J’avais écrit tout ce que dessus avant que je m’avisasse de consulter l’Histoire sacramentaire d’Hospinien. Je l’ai enfin consultée, et j’y ai trouvé une longue narration de cette dispute. J’y ai vu [2] qu’un des bons amis de Zanchius rompit avec lui, et se prévalut d’une lettre qu’il lui avait communiquée. J’y ai vu [3] que Marbachius et ses adhérens cessèrent de lui parler, et de lui tirer le chapeau, depuis la disgrâce du livre d’Héshusius. Mais ce qui m’importe le plus pour la sûreté de mes conjectures, j’y ai vu que Zanchius donna dans son âme un sens tout particulier aux termes de sa souscription. Voici quelle était sa réservation mentale : Manc doctrinæ formulam recipio quatenùs illam piam esse judico [4]. Ses adversaires, envoyant partout des copies de ce qu’il avait signé, ne faisaient aucune mention des termes de sa signature [5] : c’est qu’ils craignirent que leur triomphe ne parût pas assez grand à ceux qui pourraient peser les mots équivoques de Zanchius.

Si l’on s’en rapporte à une lettre qu’il écrivit à David Chaillet, le 1er. de novembre 1563 [6], ils se servirent de beaucoup de fraudes. C’est une lettre qui mérite d’être lue ; il y fait son apologie, et s’efforce de prouver qu’il n’a rien fait contre sa conscience.
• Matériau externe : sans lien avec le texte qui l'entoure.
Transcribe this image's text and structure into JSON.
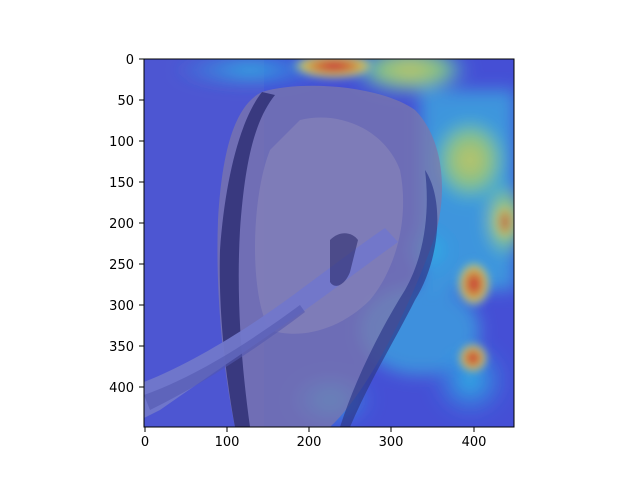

(D) Selon M. de Thou, il laissa bien des enfans. ] Voici ses paroles : Scripsit multa..... quorum partem, filii vixit, in lucem dedit, partem filii, quos plureis reliquit, post mortem ejus publicârunt [7]. Il y a là un peu d’hyperbole, car l’épître dédicatoire des lettres de Zanchius, signée par ses héritiers, ne contient que le nom de ses deux fils, avec celui de son gendre. Rapportons ce que l’on trouve concernant ses mariages. Il épousa en premières noces une fille de Cœlius Sécundus Curien, de laquelle il eut une fille qui ne vécut pas long-temps. Il se maria ensuite avec la sœur d’un gentilhomme nommé Laurent Lumage. Les deux jumeaux dont elle accoucha l’année des noces moururent bientôt après. La fille qui vint au monde l’année suivante mourut à trois ans. Voilà ce que Jérôme Zanchius écrivit à Lélius Zanchius, le 2 d’avril 1565 [8]. Il lui marque qu’il avait alors deux filles.

(E) On peut censurer M. de Thou en quelque chose. ] I. Martyr quitta l’Italie l’an 1542. Zanchius fit la même chose l’an 1550. Ainsi ces paroles de M. de Thou ne sont point exactes : Hieronymus Zanchius….. paulò post Petri Martyris..... discessum ob eandem causam Argentinam concessit [9]. II. Elles sont fautives d’un autre côté ; car Zanchius n’alla à Strasbourg qu’après avoir séjourné environ neuf mois dans le pays des Grisons, et autant de temps à Genève [10]. III. Vermilio in Angliam evocato anno 54 in munere successit. Ce latin peut signifier que Pierre Martyr s’en alla en Angleterre l’an 1554 ; mais cela est faux : il y alla en 1547. Ne prenons point les choses à la rigueur : accordons à M. de Thou que l’année dont il parle ne concerne que l’installation de Zanchius, nous ne laisserons pas de le critiquer justement, puisqu’il est sûr que Zanchius fut installé l’an 1553, non en la place de Martyr, mais en celle d’Hédion. Successit ei (Caspari Hedioni) in professione Hieronymus Zanchius Italus [11]. Cùm anno quinquagesimo tertio, in demortui Casparis Hedionis locum theologus, qui in scholâ sacras litteras doceret, esset sufficiendus : ab amplissimo illius reipubl. magistratu et scholarchis decretum est Italum quen-

  1. Voyez la citation précédente.
  2. Hospin., Historiæ Sacrament. parte II, pag. 536.
  3. Idem, ibid.
  4. Idem, ibidem, pag. 543,
  5. Idem, ibid.
  6. Elle est au IIe. livre des Lettres de Zanchius, p. 81 et seq.
  7. Thuan., lib. XCIX, pag. 379.
  8. Cette lettre est au IIe. livre de celles de Zanchius, pag. 444 et suiv.
  9. Thuanus, Hist., lib. XCIX, pag. 379, ad ann. 1590.
  10. Meîch. Adam., in Vit. Theol. exter., pag. 149.
  11. Melch. Adam., in Vit, Theol. german., pag. 242.